There is no indication that running on a platform of “Vote For Me and Criminals Go Free” is a winning message, but the 2020 Democrats are nonetheless giving it their all.
California Sen. Kamala Harris is trying to pretend she was never state attorney general, doing weird things like prosecuting criminals and enforcing full sentence terms. South Bend, Indiana, Mayor Pete Buttigieg is nearly on his knees for having once dared to say that “all lives matter.” New Jersey Sen. Cory Booker is a nervous wreck about answering for instituting “aggressive” policing as mayor of Newark. And former Vice President Joe Biden last month put out a “plan” that would undo virtually all of his 1994 crime bill that was largely responsible for the steep national decline in violent crime.
As the Washington Post put it last week, within the Democratic Party, “The old political imperative to be ‘tough on crime’ has given way to a broad consensus that the system is overly punitive, unfair to minorities and in desperate need of reform.”
That “broad consensus” is usually based on polls that say things like “75% of those surveyed support changing the 20 year mandatory minimum for a second drug offense to 15 years,” and “70% of those surveyed support changing mandatory life sentences for a third drug offense to 25 years.”
The “broad consensus” comes, of course, after more than two decades of a violent crime rate that steadily plummeted and, weirdly enough, coincided with a rise in the prison population.
The Democrats favorite thing to hate when talking crime is Biden’s 1994 bill, signed into law by President Bill Clinton. The legislation instituted harsher sentences for violent and drug-related crime, gave billions of federal dollars to states to build more prisons and hire more police. Biden is now in favor of zeroing out prison sentences for drug offenders, eliminating the death penalty, and emphasizing “crime prevention” over incarceration.
A decade before the bill was signed, the murder rate steadily climbed from 8 murders per 100,000 people to nearly 10. A decade after the bill was signed, the number was cut in half and it has trended downward ever since.

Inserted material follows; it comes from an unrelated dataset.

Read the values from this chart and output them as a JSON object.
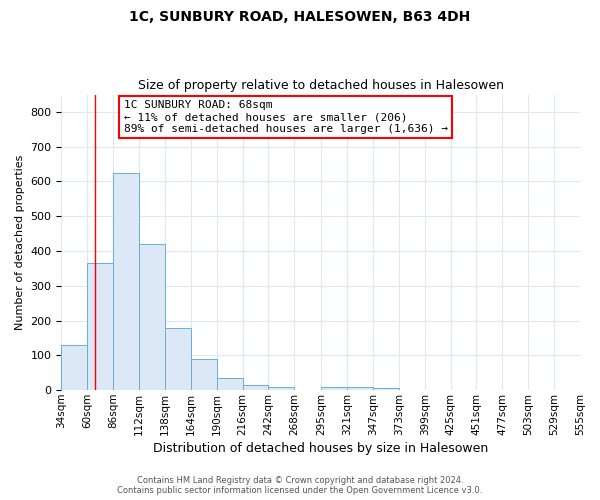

Critics of the law like to repeat the myth that violent crime was already falling before the bill. It wasn’t. Just as any long-term study will show a dip or spike in numbers, there was a year here and there before the crime bill’s passage that showed a slightly lower rate of violent deaths than a previous year. But from 1974 to 1994, the murder rate was fairly consistent at being around 9 per 100,000.
Some have marveled at the murder death rate having maintained its decline while incarceration rates “continued at a strong pace” as though it’s either a problem or a supernatural occurrence. (Unsolved mysteries: Why crime went down as criminals were locked away.)
When a person is sent to prison, it’s not for a single day. It’s usually at least a year. Within that year, guess what else happens. Other criminals are found and put away for sentences that are at least a year for them, too.
That’s math, and Democrats think there’s seriously something wrong with it. Oh, well. Enjoy the falling murder rate while it lasts.